With yesterday’s launch of Delta’s newest promotion aimed at food obsessives, a “Cabin Pressure Cook-Off” featuring Hugh Acheson, Kelly English, George Mendes, and Linton Hopkins, it’s worth looking into the long, long history of how Delta manages to promote brand synergy with American Express Publishing (the brand behind Food and Wine magazine), and still manage to have such bland food on their planes. (Amirite?)
The New York Times delved into the sausage-making behind events like the Aspen Food and Wine Festival (sponsored by Delta), Food and Wine’s Best New Chefs (sponsored by Delta), and the Cabin Pressure Cookoff (sponsored by Delta, but this time, it’s pretty self-evident and makes branding sense):
The challenges will be filmed as three episodes, while a fourth episode will feature the winning chef visiting Delta’s test kitchen in Atlanta. The winning chef will join Delta’s culinary team: Michelle Bernstein of Michy’s in Miami; Michael Chiarello of Bottega in Napa Valley and Coqueta in San Francisco; and Andrea Robinson, a master sommelier. The three help Delta create food and wine offerings for long-haul business-class passengers on select routes, like transcontinental flights and service to Latin America and Japan. Joanne Smith, Delta’s senior vice president for in-flight service, said the winning chef could design menus for business-class passengers on trans-Atlantic flights.
(Oh. That’s why economy class passengers have to eat “chicken patty sandwiches,” aka “old floppy disks covered in breadcrumbs.”)
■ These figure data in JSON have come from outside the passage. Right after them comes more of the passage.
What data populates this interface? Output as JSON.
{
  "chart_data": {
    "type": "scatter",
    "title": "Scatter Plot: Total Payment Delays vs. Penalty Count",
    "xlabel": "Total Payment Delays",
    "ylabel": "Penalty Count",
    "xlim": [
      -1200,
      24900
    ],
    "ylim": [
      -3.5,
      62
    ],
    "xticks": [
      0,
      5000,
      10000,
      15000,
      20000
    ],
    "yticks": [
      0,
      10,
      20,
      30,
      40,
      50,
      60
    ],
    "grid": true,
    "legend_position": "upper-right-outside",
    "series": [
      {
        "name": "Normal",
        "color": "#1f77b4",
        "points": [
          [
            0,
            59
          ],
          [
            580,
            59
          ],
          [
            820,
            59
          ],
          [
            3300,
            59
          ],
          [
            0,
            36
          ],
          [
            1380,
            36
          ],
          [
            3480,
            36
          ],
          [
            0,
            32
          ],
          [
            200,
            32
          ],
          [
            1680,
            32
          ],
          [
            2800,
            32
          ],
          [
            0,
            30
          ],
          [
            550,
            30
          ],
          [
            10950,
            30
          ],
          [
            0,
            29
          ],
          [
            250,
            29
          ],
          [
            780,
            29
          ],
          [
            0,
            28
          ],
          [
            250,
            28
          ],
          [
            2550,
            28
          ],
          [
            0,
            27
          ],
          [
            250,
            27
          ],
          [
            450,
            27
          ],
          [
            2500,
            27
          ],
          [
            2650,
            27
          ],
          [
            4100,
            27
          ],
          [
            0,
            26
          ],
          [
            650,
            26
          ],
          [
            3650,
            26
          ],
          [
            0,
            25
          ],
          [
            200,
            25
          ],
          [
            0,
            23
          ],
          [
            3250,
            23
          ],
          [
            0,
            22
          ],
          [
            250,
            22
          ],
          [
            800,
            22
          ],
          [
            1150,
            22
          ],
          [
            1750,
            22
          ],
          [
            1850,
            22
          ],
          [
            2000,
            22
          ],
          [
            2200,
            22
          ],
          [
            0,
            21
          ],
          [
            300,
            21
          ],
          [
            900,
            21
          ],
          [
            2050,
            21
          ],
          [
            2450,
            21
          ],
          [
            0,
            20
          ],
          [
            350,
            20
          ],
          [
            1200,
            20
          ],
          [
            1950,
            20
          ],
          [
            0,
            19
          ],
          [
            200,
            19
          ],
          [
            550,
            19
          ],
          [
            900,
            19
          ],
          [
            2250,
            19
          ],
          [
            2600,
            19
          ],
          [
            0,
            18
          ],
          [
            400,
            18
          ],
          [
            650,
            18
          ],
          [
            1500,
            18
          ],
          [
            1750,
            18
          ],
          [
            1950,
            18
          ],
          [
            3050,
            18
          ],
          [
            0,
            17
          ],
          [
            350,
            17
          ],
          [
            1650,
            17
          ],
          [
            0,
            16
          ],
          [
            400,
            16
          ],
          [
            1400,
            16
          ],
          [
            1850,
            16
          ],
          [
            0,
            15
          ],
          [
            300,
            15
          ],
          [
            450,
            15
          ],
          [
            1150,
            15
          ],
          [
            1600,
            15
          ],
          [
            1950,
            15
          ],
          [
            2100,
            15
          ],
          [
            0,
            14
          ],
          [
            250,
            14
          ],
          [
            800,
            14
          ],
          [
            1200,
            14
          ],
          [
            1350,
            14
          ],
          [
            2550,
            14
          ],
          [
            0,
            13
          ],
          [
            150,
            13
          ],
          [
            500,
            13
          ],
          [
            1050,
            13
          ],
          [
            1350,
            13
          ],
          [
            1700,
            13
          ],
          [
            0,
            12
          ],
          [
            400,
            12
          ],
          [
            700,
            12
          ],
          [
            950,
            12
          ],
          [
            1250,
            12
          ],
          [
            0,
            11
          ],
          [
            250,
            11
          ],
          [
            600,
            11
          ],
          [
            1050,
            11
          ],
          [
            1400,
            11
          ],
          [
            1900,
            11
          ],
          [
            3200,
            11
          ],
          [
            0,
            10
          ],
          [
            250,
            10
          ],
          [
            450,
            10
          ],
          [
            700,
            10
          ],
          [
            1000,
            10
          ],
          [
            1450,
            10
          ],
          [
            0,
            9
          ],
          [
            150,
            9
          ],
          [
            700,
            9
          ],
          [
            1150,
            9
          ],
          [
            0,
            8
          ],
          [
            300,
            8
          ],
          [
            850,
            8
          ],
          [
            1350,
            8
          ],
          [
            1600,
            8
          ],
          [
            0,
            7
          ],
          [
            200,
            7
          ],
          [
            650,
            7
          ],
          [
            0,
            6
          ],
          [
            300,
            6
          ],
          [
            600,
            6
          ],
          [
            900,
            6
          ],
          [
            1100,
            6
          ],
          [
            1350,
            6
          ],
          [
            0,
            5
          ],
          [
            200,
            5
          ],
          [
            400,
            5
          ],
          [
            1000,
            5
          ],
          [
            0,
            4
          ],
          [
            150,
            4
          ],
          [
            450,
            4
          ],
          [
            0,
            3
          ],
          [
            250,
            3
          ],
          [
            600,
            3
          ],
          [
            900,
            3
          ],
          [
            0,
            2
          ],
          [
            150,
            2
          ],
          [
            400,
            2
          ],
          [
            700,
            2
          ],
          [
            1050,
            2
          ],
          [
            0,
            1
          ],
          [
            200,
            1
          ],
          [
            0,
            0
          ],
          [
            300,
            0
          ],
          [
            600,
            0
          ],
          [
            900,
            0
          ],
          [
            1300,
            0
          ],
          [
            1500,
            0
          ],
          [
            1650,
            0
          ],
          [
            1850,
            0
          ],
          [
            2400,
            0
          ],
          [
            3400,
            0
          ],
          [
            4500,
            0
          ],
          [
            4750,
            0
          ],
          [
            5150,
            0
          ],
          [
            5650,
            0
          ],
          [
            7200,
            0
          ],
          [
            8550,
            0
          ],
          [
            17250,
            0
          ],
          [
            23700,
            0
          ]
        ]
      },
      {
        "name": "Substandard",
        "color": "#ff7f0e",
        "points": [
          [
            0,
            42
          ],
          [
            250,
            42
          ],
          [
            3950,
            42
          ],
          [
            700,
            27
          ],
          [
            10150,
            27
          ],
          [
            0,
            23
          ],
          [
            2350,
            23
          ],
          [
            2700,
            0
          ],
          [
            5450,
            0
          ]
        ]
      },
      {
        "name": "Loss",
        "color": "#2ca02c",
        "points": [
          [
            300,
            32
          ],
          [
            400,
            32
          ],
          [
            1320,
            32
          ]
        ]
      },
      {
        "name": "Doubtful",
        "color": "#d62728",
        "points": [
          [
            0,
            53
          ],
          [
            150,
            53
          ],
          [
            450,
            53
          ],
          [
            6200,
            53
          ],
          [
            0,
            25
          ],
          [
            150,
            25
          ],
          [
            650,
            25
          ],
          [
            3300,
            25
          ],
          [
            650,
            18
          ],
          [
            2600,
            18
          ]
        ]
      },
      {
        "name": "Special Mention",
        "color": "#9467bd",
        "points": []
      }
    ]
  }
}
In the past, Delta and American Express have also partnered on credit cards, promotions, and in-flight magazines, but have now really begun chasing after the Celebrity Chef Cultural Zeitgeist: episodes of the Cabin Pressure Cookoff will be available online and as part of Delta’s in-flight programming, meaning that the Hughnibrow will be soaring through the skies with you, inescapable in its ubiquity.